Oireachtas Joint and Select Committees
Wednesday, 20 June 2018
Joint Oireachtas Committee on Children and Youth Affairs
HIQA Report: Engagement with Tusla
2:00 pm
Mr. Cormac Quinlan:
If I am correct, I think the Deputy is asking about retrospective abuse and the issues with the legislation and those matters. To be clear, retrospective abuse is when a person comes forward today and alleges they were abused in the past, when they were a child, and they are concerned that the person who abused them may be in contact with children today. Our obligation is to try to identify the child today who might be at risk from that individual. When we have an identified child and reasonable grounds to suspect that he or she might be at risk, of course we intervene in the situation and such children go up on our system like any other child referred to our service today.
The secondary issue is that when we have this information, this person might, for example, be in a position of employment where they are working with children or might be part of a youth club. Since the enactment of the legislation, case law has made the interpretation that we have a responsibility to proactively protect children who might be at risk from this person. In doing so, our obligation is to share relevant information with relevant third parties so that they can make a protective decision. We are obliged to consider sharing the information with a school authority, for example, so that it can take protective action against that person in the contact they have with children.
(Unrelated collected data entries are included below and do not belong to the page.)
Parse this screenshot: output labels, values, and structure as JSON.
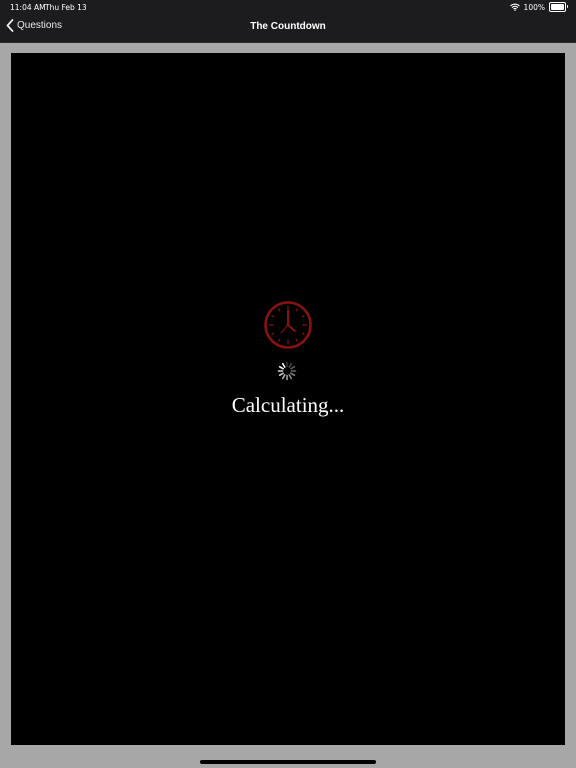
{
  "status_bar": {
    "time": "11:04 AM",
    "date": "Thu Feb 13",
    "battery": "100%"
  },
  "nav": {
    "back_label": "Questions",
    "title": "The Countdown"
  },
  "main": {
    "loading_text": "Calculating..."
  },
  "colors": {
    "clock_red": "#8b1212",
    "background": "#000000",
    "frame": "#a7a7a7"
  },
  "icons": {
    "back": "chevron-left-icon",
    "clock": "clock-icon",
    "spinner": "activity-spinner-icon",
    "wifi": "wifi-icon",
    "battery": "battery-icon"
  }
}
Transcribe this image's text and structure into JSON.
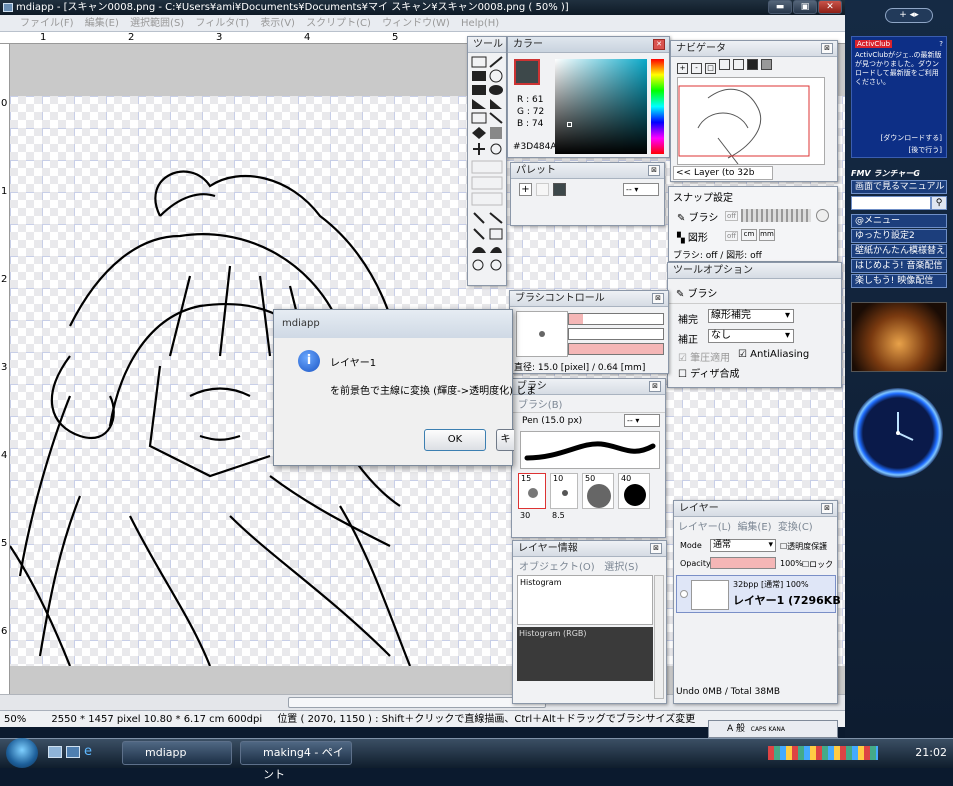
{
  "window": {
    "title": "mdiapp - [スキャン0008.png - C:¥Users¥ami¥Documents¥Documents¥マイ スキャン¥スキャン0008.png ( 50% )]",
    "min": "▬",
    "max": "▣",
    "close": "✕"
  },
  "menu": [
    "ファイル(F)",
    "編集(E)",
    "選択範囲(S)",
    "フィルタ(T)",
    "表示(V)",
    "スクリプト(C)",
    "ウィンドウ(W)",
    "Help(H)"
  ],
  "ruler": {
    "h": [
      "1",
      "2",
      "3",
      "4",
      "5"
    ],
    "v": [
      "0",
      "1",
      "2",
      "3",
      "4",
      "5",
      "6"
    ]
  },
  "tools_panel": {
    "title": "ツール"
  },
  "color_panel": {
    "title": "カラー",
    "r": "R : 61",
    "g": "G : 72",
    "b": "B : 74",
    "hex": "#3D484A",
    "current": "#3D484A"
  },
  "navigator": {
    "title": "ナビゲータ",
    "layer_btn": "<< Layer (to 32b"
  },
  "palette": {
    "title": "パレット",
    "add": "+",
    "menu": "--"
  },
  "snap": {
    "title": "スナップ設定",
    "brush": "ブラシ",
    "shape": "図形",
    "off": "off",
    "cm": "cm",
    "mm": "mm",
    "status": "ブラシ: off / 図形: off"
  },
  "tool_options": {
    "title": "ツールオプション",
    "tool_name": "ブラシ",
    "interp_label": "補完",
    "interp_value": "線形補完",
    "correct_label": "補正",
    "correct_value": "なし",
    "pressure": "筆圧適用",
    "antialias": "AntiAliasing",
    "dither": "ディザ合成"
  },
  "brush_control": {
    "title": "ブラシコントロール",
    "diameter": "直径: 15.0 [pixel] / 0.64 [mm]"
  },
  "brush": {
    "title": "ブラシ",
    "tab": "ブラシ(B)",
    "name": "Pen (15.0 px)",
    "menu": "--",
    "sizes": [
      "15",
      "10",
      "50",
      "40"
    ],
    "sizes2": [
      "30",
      "8.5"
    ]
  },
  "layer_info": {
    "title": "レイヤー情報",
    "menu_object": "オブジェクト(O)",
    "menu_select": "選択(S)",
    "hist": "Histogram",
    "hist_rgb": "Histogram (RGB)"
  },
  "layers": {
    "title": "レイヤー",
    "menu_layer": "レイヤー(L)",
    "menu_edit": "編集(E)",
    "menu_convert": "変換(C)",
    "mode_label": "Mode",
    "mode_value": "通常",
    "protect": "透明度保護",
    "opacity_label": "Opacity",
    "opacity_value": "100%",
    "opacity": 1.0,
    "lock": "ロック",
    "layer_meta": "32bpp [通常] 100%",
    "layer_name": "レイヤー1 (7296KB",
    "footer": "Undo 0MB / Total 38MB"
  },
  "dialog": {
    "title": "mdiapp",
    "heading": "レイヤー1",
    "message": "を前景色で主線に変換 (輝度->透明度化) しま",
    "ok": "OK",
    "other": "キ"
  },
  "status": {
    "zoom": "50%",
    "size": "2550 * 1457 pixel  10.80 * 6.17 cm   600dpi",
    "position": "位置 ( 2070, 1150 ) : Shift＋クリックで直線描画、Ctrl＋Alt＋ドラッグでブラシサイズ変更"
  },
  "sidebar": {
    "actclub": "ActivClub",
    "notice": "ActivClubがジェ..の最新版が見つかりました。ダウンロードして最新版をご利用ください。",
    "download": "[ダウンロードする]",
    "later": "[後で行う]",
    "launcher": "FMV ランチャーG",
    "items": [
      "画面で見るマニュアル",
      "@メニュー",
      "ゆったり設定2",
      "壁紙かんたん模様替え",
      "はじめよう! 音楽配信",
      "楽しもう! 映像配信"
    ]
  },
  "taskbar": {
    "tasks": [
      "mdiapp",
      "making4 - ペイント"
    ],
    "time": "21:02",
    "ime": "A 般",
    "caps": "CAPS KANA"
  }
}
In order to share that soft information, as the Deputy can imagine, we have to have a standard of proof. That is what the court has asked us to ensure. We have to provide an evidential basis in order to be able to share such information because it affects a person's constitutional rights to employment and his or her good name. That is where the legislation is weak, as we have pointed out. We have a clear responsibility but the legislation does not give us authority. If a victim comes forward today and has a concern, they are normally traumatised and upset. They may begin to disclose with us and then step away from the process because of the hurt and harm it causes. We do not have any ability to compel them to come back and speak with us or any powers to compel the person against whom allegation of abuse is being made to come and speak to us. We are working with a responsibility but without powers of obligation.